ABD'de ise Obama, zayıf olanın, daha az kazananın yanında yer alacağını özellikle vurguladı. McCain ile yakından ilişkilendirilen, petrol çevreleri, armatörlerle ilişkileri çerçevesinde bilinen Bush ve ABD başkan yardımcısı Dick Cheney'den çok daha farklı bir tablo çizdi Obama. Siyah, beyaz, Müslüman, Hristiyan kültürlerin arasında büyümüş, bütün bu kültürlerin özelliklerini taşıyan Obama, kimileri tarafından yeterince Hristiyan bulunmadı, kimileri tarafından da yeterince siyah bulunmadı. Kansaslı beyaz annesinin büyüttüğü Obama'nın, beyazların dünyasının bir ürünü olarak bazı siyahlar tarafından kabul edilmediği söylentileri bulunuyordu. Ancak Obama, bütün bunları boşa çıkardı ve bütün kültürler ve ırklar arasında birleştirici oldu. Kendisi de siyah olan ve Cumhuriyetçi Partili olmasına karşılık, Obama'yı destekleyen ABD'nin eski Dışişleri Bakanı Colin Powell'ın mesajı önemliydi. Powell, Obama'nın ''gizli Müslüman'' olduğu iddialarına karşılık, ''Müslüman olsa ne olur? Bu ülkede 7 yaşındaki bir Müslüman Amerikalı çocuğun, bir gün bu ülkenin başkanı olma hayali kurmasında yanlış olan nedir?'' diye sormuştu. Powell'ın, Irak Savaşı'nda kendisinin de bir parçası olduğu Bush yönetimini, aldığı tek taraflı kararlar doğrultusunda eleştirmesi, Cumhuriyetçi Parti'nin, Obama'yı ''terörle bağlantılı'' olarak sergilemeye çalışması gibi uygulamalarını, partinin yanlış yöne gittiğinin bir göstergesi olarak sergilemesi, Obama'nın halktan aldığı desteği perçinlemesinde önemli rol oynadı.

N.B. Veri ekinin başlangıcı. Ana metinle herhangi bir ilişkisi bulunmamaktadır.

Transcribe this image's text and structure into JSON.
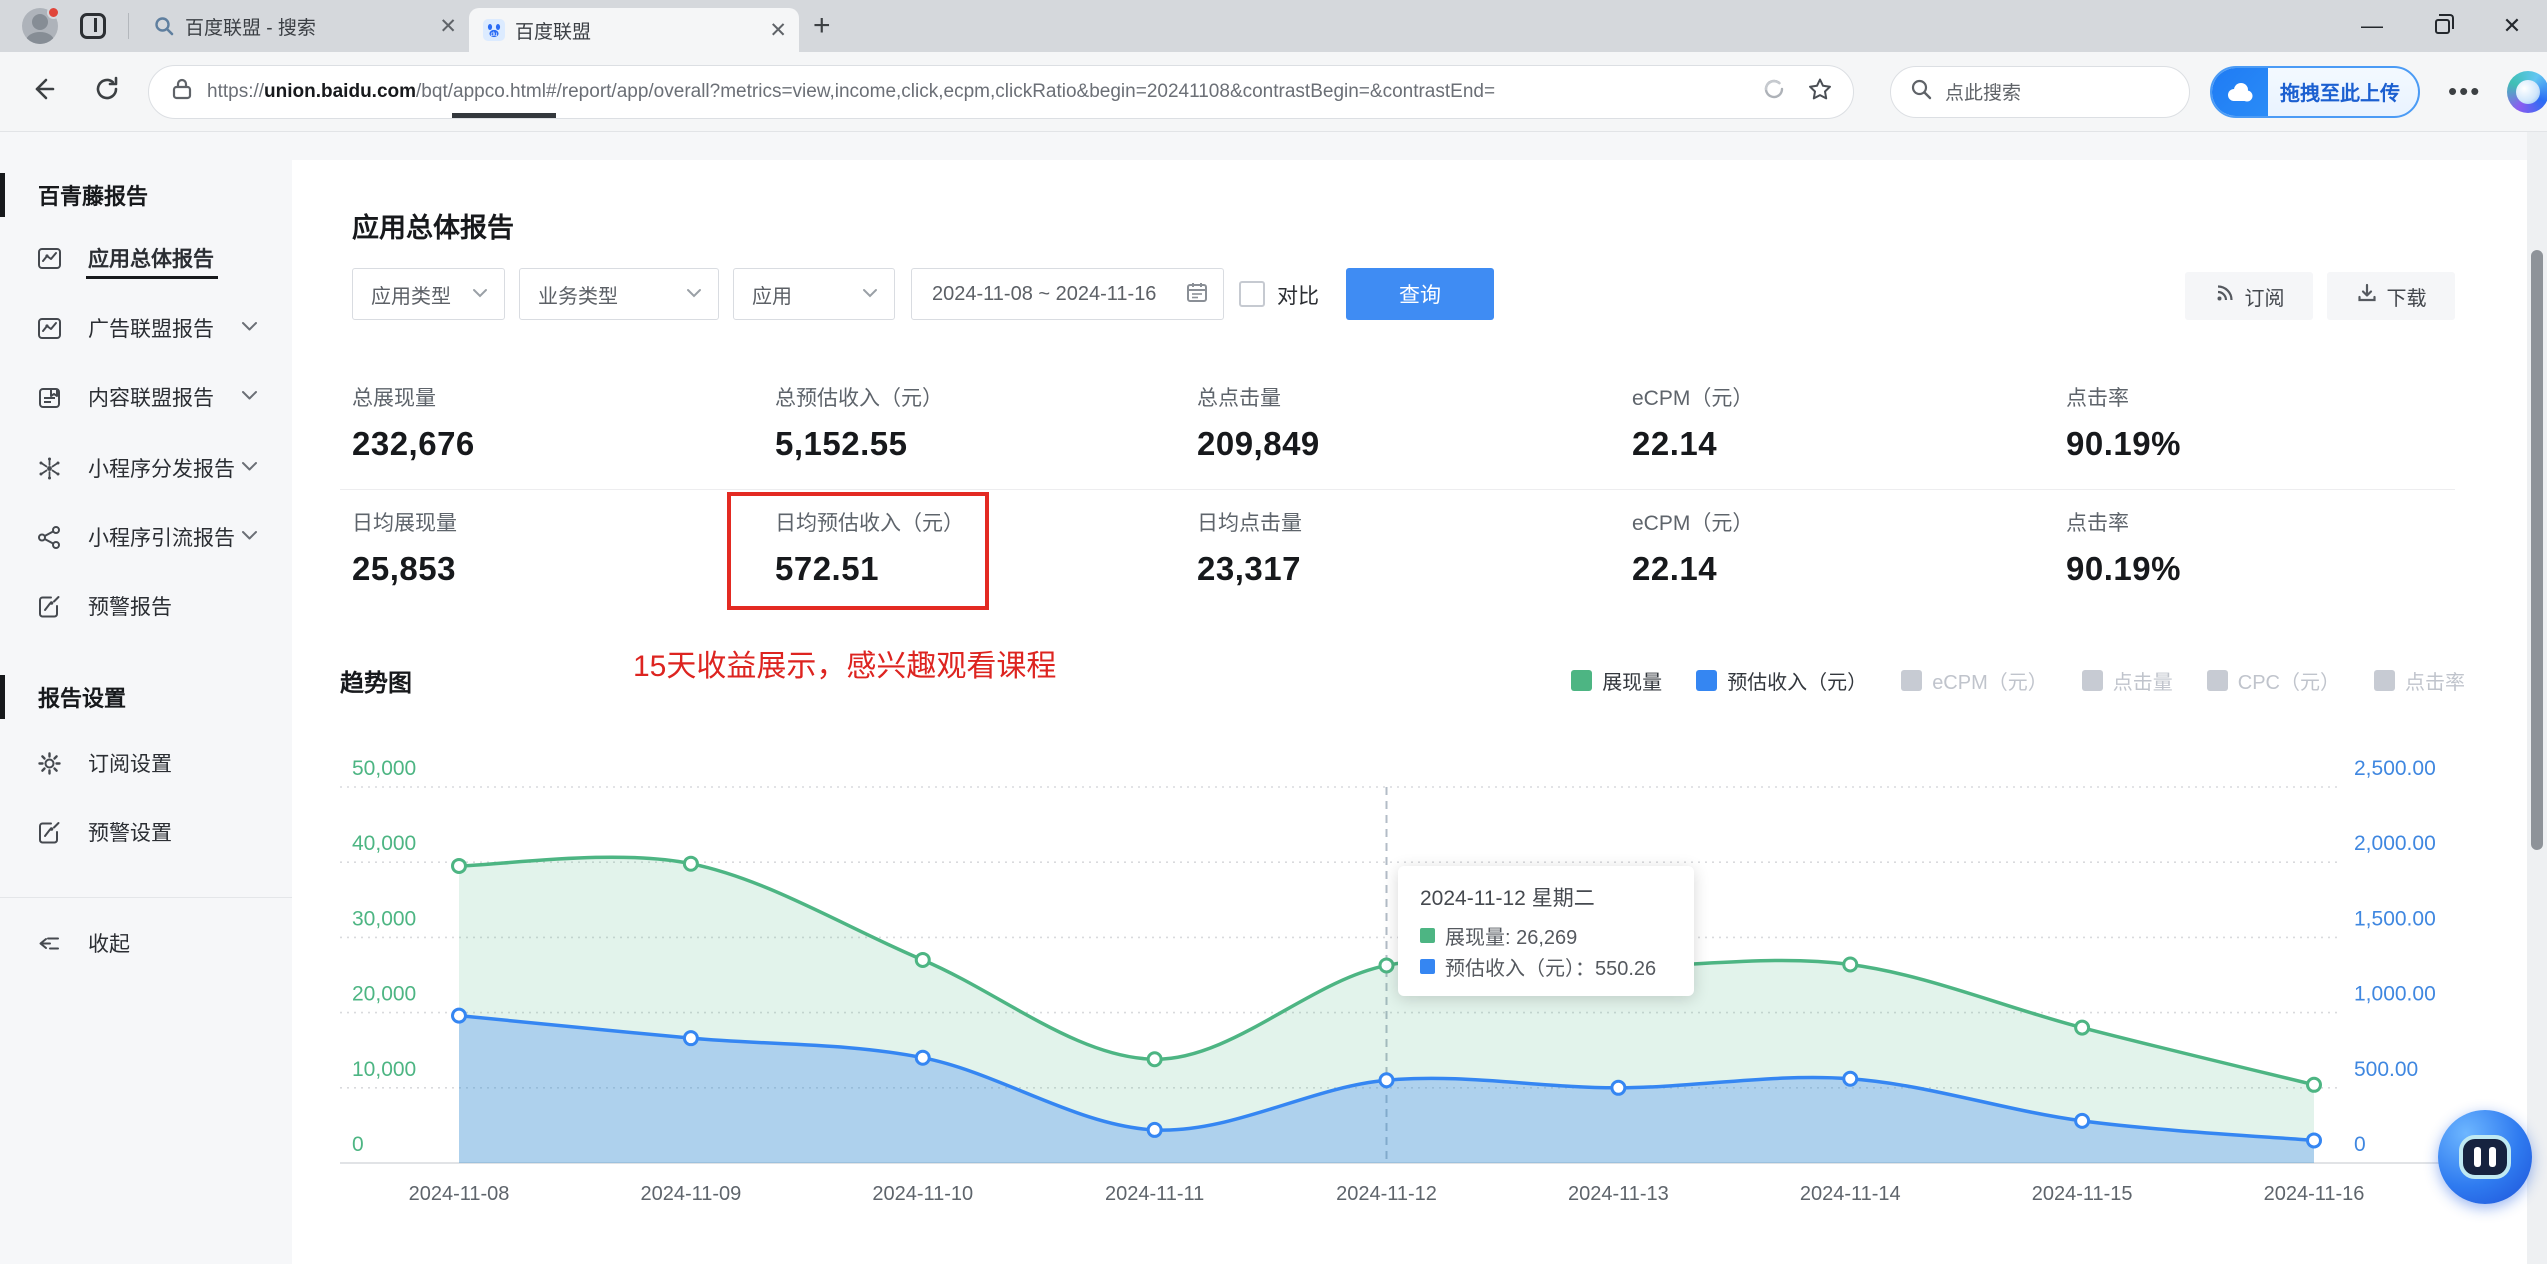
{
  "browser": {
    "tabs": [
      {
        "title": "百度联盟 - 搜索",
        "icon": "search-favicon",
        "active": false
      },
      {
        "title": "百度联盟",
        "icon": "baidu-favicon",
        "active": true
      }
    ],
    "url": {
      "scheme": "https://",
      "domain": "union.baidu.com",
      "path": "/bqt/appco.html#/report/app/overall?metrics=view,income,click,ecpm,clickRatio&begin=20241108&contrastBegin=&contrastEnd="
    },
    "search_placeholder": "点此搜索",
    "upload_button_label": "拖拽至此上传"
  },
  "sidebar": {
    "sections": [
      {
        "header": "百青藤报告",
        "items": [
          {
            "label": "应用总体报告",
            "icon": "report-chart-icon",
            "active": true,
            "chevron": false
          },
          {
            "label": "广告联盟报告",
            "icon": "report-chart-icon",
            "active": false,
            "chevron": true
          },
          {
            "label": "内容联盟报告",
            "icon": "content-report-icon",
            "active": false,
            "chevron": true
          },
          {
            "label": "小程序分发报告",
            "icon": "distribute-icon",
            "active": false,
            "chevron": true
          },
          {
            "label": "小程序引流报告",
            "icon": "share-icon",
            "active": false,
            "chevron": true
          },
          {
            "label": "预警报告",
            "icon": "alert-report-icon",
            "active": false,
            "chevron": false
          }
        ]
      },
      {
        "header": "报告设置",
        "items": [
          {
            "label": "订阅设置",
            "icon": "gear-icon",
            "active": false,
            "chevron": false
          },
          {
            "label": "预警设置",
            "icon": "alert-report-icon",
            "active": false,
            "chevron": false
          }
        ]
      }
    ],
    "collapse_label": "收起"
  },
  "report": {
    "title": "应用总体报告",
    "filters": {
      "app_type": "应用类型",
      "business_type": "业务类型",
      "app": "应用",
      "date_range": "2024-11-08 ~ 2024-11-16",
      "compare_label": "对比",
      "query_button": "查询",
      "subscribe_button": "订阅",
      "download_button": "下载"
    },
    "stats_rows": [
      [
        {
          "label": "总展现量",
          "value": "232,676"
        },
        {
          "label": "总预估收入（元）",
          "value": "5,152.55"
        },
        {
          "label": "总点击量",
          "value": "209,849"
        },
        {
          "label": "eCPM（元）",
          "value": "22.14"
        },
        {
          "label": "点击率",
          "value": "90.19%"
        }
      ],
      [
        {
          "label": "日均展现量",
          "value": "25,853"
        },
        {
          "label": "日均预估收入（元）",
          "value": "572.51",
          "highlighted": true
        },
        {
          "label": "日均点击量",
          "value": "23,317"
        },
        {
          "label": "eCPM（元）",
          "value": "22.14"
        },
        {
          "label": "点击率",
          "value": "90.19%"
        }
      ]
    ],
    "annotation": "15天收益展示，感兴趣观看课程",
    "chart_title": "趋势图"
  },
  "chart_data": {
    "type": "area",
    "x": [
      "2024-11-08",
      "2024-11-09",
      "2024-11-10",
      "2024-11-11",
      "2024-11-12",
      "2024-11-13",
      "2024-11-14",
      "2024-11-15",
      "2024-11-16"
    ],
    "series": [
      {
        "name": "展现量",
        "axis": "left",
        "color": "#4db583",
        "fill": "rgba(77,181,131,0.16)",
        "values": [
          39500,
          39800,
          27000,
          13800,
          26269,
          26100,
          26400,
          18000,
          10400
        ]
      },
      {
        "name": "预估收入（元）",
        "axis": "right",
        "color": "#3586f2",
        "fill": "rgba(53,134,242,0.30)",
        "values": [
          980,
          830,
          700,
          220,
          550.26,
          500,
          560,
          280,
          150
        ]
      }
    ],
    "legend": [
      {
        "label": "展现量",
        "color": "#4db583",
        "active": true
      },
      {
        "label": "预估收入（元）",
        "color": "#3586f2",
        "active": true
      },
      {
        "label": "eCPM（元）",
        "active": false
      },
      {
        "label": "点击量",
        "active": false
      },
      {
        "label": "CPC（元）",
        "active": false
      },
      {
        "label": "点击率",
        "active": false
      }
    ],
    "left_axis": {
      "ticks": [
        "0",
        "10,000",
        "20,000",
        "30,000",
        "40,000",
        "50,000"
      ],
      "max": 50000,
      "color": "#4db583"
    },
    "right_axis": {
      "ticks": [
        "0",
        "500.00",
        "1,000.00",
        "1,500.00",
        "2,000.00",
        "2,500.00"
      ],
      "max": 2500,
      "color": "#3f87e0"
    },
    "grid": true,
    "tooltip": {
      "title": "2024-11-12 星期二",
      "x_index": 4,
      "rows": [
        {
          "color": "#4db583",
          "text": "展现量: 26,269"
        },
        {
          "color": "#3586f2",
          "text": "预估收入（元）：550.26"
        }
      ]
    }
  }
}
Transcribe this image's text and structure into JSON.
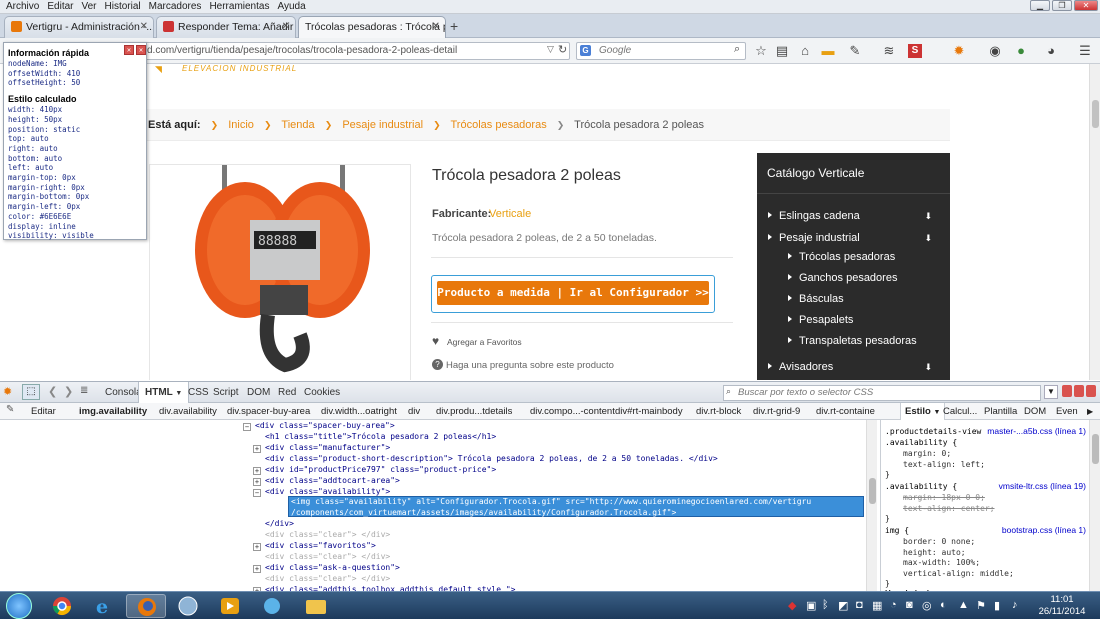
{
  "menubar": {
    "items": [
      "Archivo",
      "Editar",
      "Ver",
      "Historial",
      "Marcadores",
      "Herramientas",
      "Ayuda"
    ]
  },
  "tabs": [
    {
      "title": "Vertigru - Administración -...",
      "icon_color": "#e8780b"
    },
    {
      "title": "Responder Tema: Añadir e...",
      "icon_color": "#c33"
    },
    {
      "title": "Trócolas pesadoras : Trócola p...",
      "icon_color": "#c33"
    }
  ],
  "navbar": {
    "url": "d.com/vertigru/tienda/pesaje/trocolas/trocola-pesadora-2-poleas-detail",
    "search_engine": "Google",
    "search_placeholder": "Google"
  },
  "quickinfo": {
    "title": "Información rápida",
    "lines1": [
      "nodeName: IMG",
      "offsetWidth: 410",
      "offsetHeight: 50"
    ],
    "title2": "Estilo calculado",
    "lines2": [
      "width: 410px",
      "height: 50px",
      "position: static",
      "top: auto",
      "right: auto",
      "bottom: auto",
      "left: auto",
      "margin-top: 0px",
      "margin-right: 0px",
      "margin-bottom: 0px",
      "margin-left: 0px",
      "color: #6E6E6E",
      "display: inline",
      "visibility: visible"
    ]
  },
  "page": {
    "logo_tagline": "ELEVACION INDUSTRIAL",
    "breadcrumb_label": "Está aquí:",
    "breadcrumbs": [
      "Inicio",
      "Tienda",
      "Pesaje industrial",
      "Trócolas pesadoras"
    ],
    "breadcrumb_current": "Trócola pesadora 2 poleas",
    "product_title": "Trócola pesadora 2 poleas",
    "manufacturer_label": "Fabricante:",
    "manufacturer_value": "Verticale",
    "description": "Trócola pesadora 2 poleas, de 2 a 50 toneladas.",
    "config_button": "Producto a medida | Ir al Configurador >>",
    "favorites": "Agregar a Favoritos",
    "question": "Haga una pregunta sobre este producto",
    "catalog_title": "Catálogo Verticale",
    "catalog": [
      {
        "label": "Eslingas cadena",
        "level": 0,
        "arrow": true
      },
      {
        "label": "Pesaje industrial",
        "level": 0,
        "arrow": true
      },
      {
        "label": "Trócolas pesadoras",
        "level": 1,
        "arrow": false
      },
      {
        "label": "Ganchos pesadores",
        "level": 1,
        "arrow": false
      },
      {
        "label": "Básculas",
        "level": 1,
        "arrow": false
      },
      {
        "label": "Pesapalets",
        "level": 1,
        "arrow": false
      },
      {
        "label": "Transpaletas pesadoras",
        "level": 1,
        "arrow": false
      },
      {
        "label": "Avisadores",
        "level": 0,
        "arrow": true
      }
    ]
  },
  "firebug": {
    "tabs": [
      "Consola",
      "HTML",
      "CSS",
      "Script",
      "DOM",
      "Red",
      "Cookies"
    ],
    "search_placeholder": "Buscar por texto o selector CSS",
    "edit_label": "Editar",
    "crumbs": [
      "img.availability",
      "div.availability",
      "div.spacer-buy-area",
      "div.width...oatright",
      "div",
      "div.produ...tdetails",
      "div.compo...-content",
      "div#rt-mainbody",
      "div.rt-block",
      "div.rt-grid-9",
      "div.rt-containe"
    ],
    "side_tabs": [
      "Estilo",
      "Calcul...",
      "Plantilla",
      "DOM",
      "Even"
    ],
    "code": [
      {
        "indent": 0,
        "toggle": "minus",
        "html": "<div class=\"spacer-buy-area\">",
        "dim": false
      },
      {
        "indent": 1,
        "toggle": "",
        "html": "<h1 class=\"title\">Trócola pesadora 2 poleas</h1>",
        "dim": false
      },
      {
        "indent": 1,
        "toggle": "plus",
        "html": "<div class=\"manufacturer\">",
        "dim": false
      },
      {
        "indent": 1,
        "toggle": "",
        "html": "<div class=\"product-short-description\"> Trócola pesadora 2 poleas, de 2 a 50 toneladas. </div>",
        "dim": false
      },
      {
        "indent": 1,
        "toggle": "plus",
        "html": "<div id=\"productPrice797\" class=\"product-price\">",
        "dim": false
      },
      {
        "indent": 1,
        "toggle": "plus",
        "html": "<div class=\"addtocart-area\">",
        "dim": false
      },
      {
        "indent": 1,
        "toggle": "minus",
        "html": "<div class=\"availability\">",
        "dim": false
      },
      {
        "indent": 2,
        "toggle": "sel",
        "html": "<img class=\"availability\" alt=\"Configurador.Trocola.gif\" src=\"http://www.quierominegocioenlared.com/vertigru",
        "dim": false
      },
      {
        "indent": 2,
        "toggle": "sel2",
        "html": "/components/com_virtuemart/assets/images/availability/Configurador.Trocola.gif\">",
        "dim": false
      },
      {
        "indent": 1,
        "toggle": "",
        "html": "</div>",
        "dim": false
      },
      {
        "indent": 1,
        "toggle": "",
        "html": "<div class=\"clear\"> </div>",
        "dim": true
      },
      {
        "indent": 1,
        "toggle": "plus",
        "html": "<div class=\"favoritos\">",
        "dim": false
      },
      {
        "indent": 1,
        "toggle": "",
        "html": "<div class=\"clear\"> </div>",
        "dim": true
      },
      {
        "indent": 1,
        "toggle": "plus",
        "html": "<div class=\"ask-a-question\">",
        "dim": false
      },
      {
        "indent": 1,
        "toggle": "",
        "html": "<div class=\"clear\"> </div>",
        "dim": true
      },
      {
        "indent": 1,
        "toggle": "plus",
        "html": "<div class=\"addthis_toolbox addthis_default_style \">",
        "dim": false
      }
    ],
    "style_rules": [
      {
        "selector": ".productdetails-view .availability {",
        "source": "master-...a5b.css (línea 1)",
        "props": [
          {
            "t": "margin: 0;",
            "s": false
          },
          {
            "t": "text-align: left;",
            "s": false
          }
        ]
      },
      {
        "selector": ".availability {",
        "source": "vmsite-ltr.css (línea 19)",
        "props": [
          {
            "t": "margin: 18px 0 0;",
            "s": true
          },
          {
            "t": "text-align: center;",
            "s": true
          }
        ]
      },
      {
        "selector": "img {",
        "source": "bootstrap.css (línea 1)",
        "props": [
          {
            "t": "border: 0 none;",
            "s": false
          },
          {
            "t": "height: auto;",
            "s": false
          },
          {
            "t": "max-width: 100%;",
            "s": false
          },
          {
            "t": "vertical-align: middle;",
            "s": false
          }
        ]
      }
    ],
    "style_footer": "Heredado de"
  },
  "taskbar": {
    "time": "11:01",
    "date": "26/11/2014"
  }
}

Bu yılki başkanlık seçimlerinin bir başka özelliği ise, Obama'nın ''değişim'' mesajının ülkede tutması oldu. Daha önce ABD'de seçmenlerin ancak yüzde 50'sinin sandık başına veya elektronik oy verme makinalarının başına gittiğinin görülmesine karşılık, bu seçimde müthiş bir seçmen ilgisi görüldü. Yaklaşık 130 milyon seçmenin sandık başına gitttiği söyleniyor. Obama, Washington'da eski politikaların değişeceğini ve uzlaşmacı bir yaklaşım izleyeceğini söylüyor.
ABD'nin 44'üncü başkanlığına seçilen Obama, 20 Ocak 2009'da düzenlenecek yemin töreninden sonra, Beyaz Saray'ı, ABD Başkanı Bush'tan devralacak. Bu tarihe kadar Bush, başkanlık görevini sürdürecek.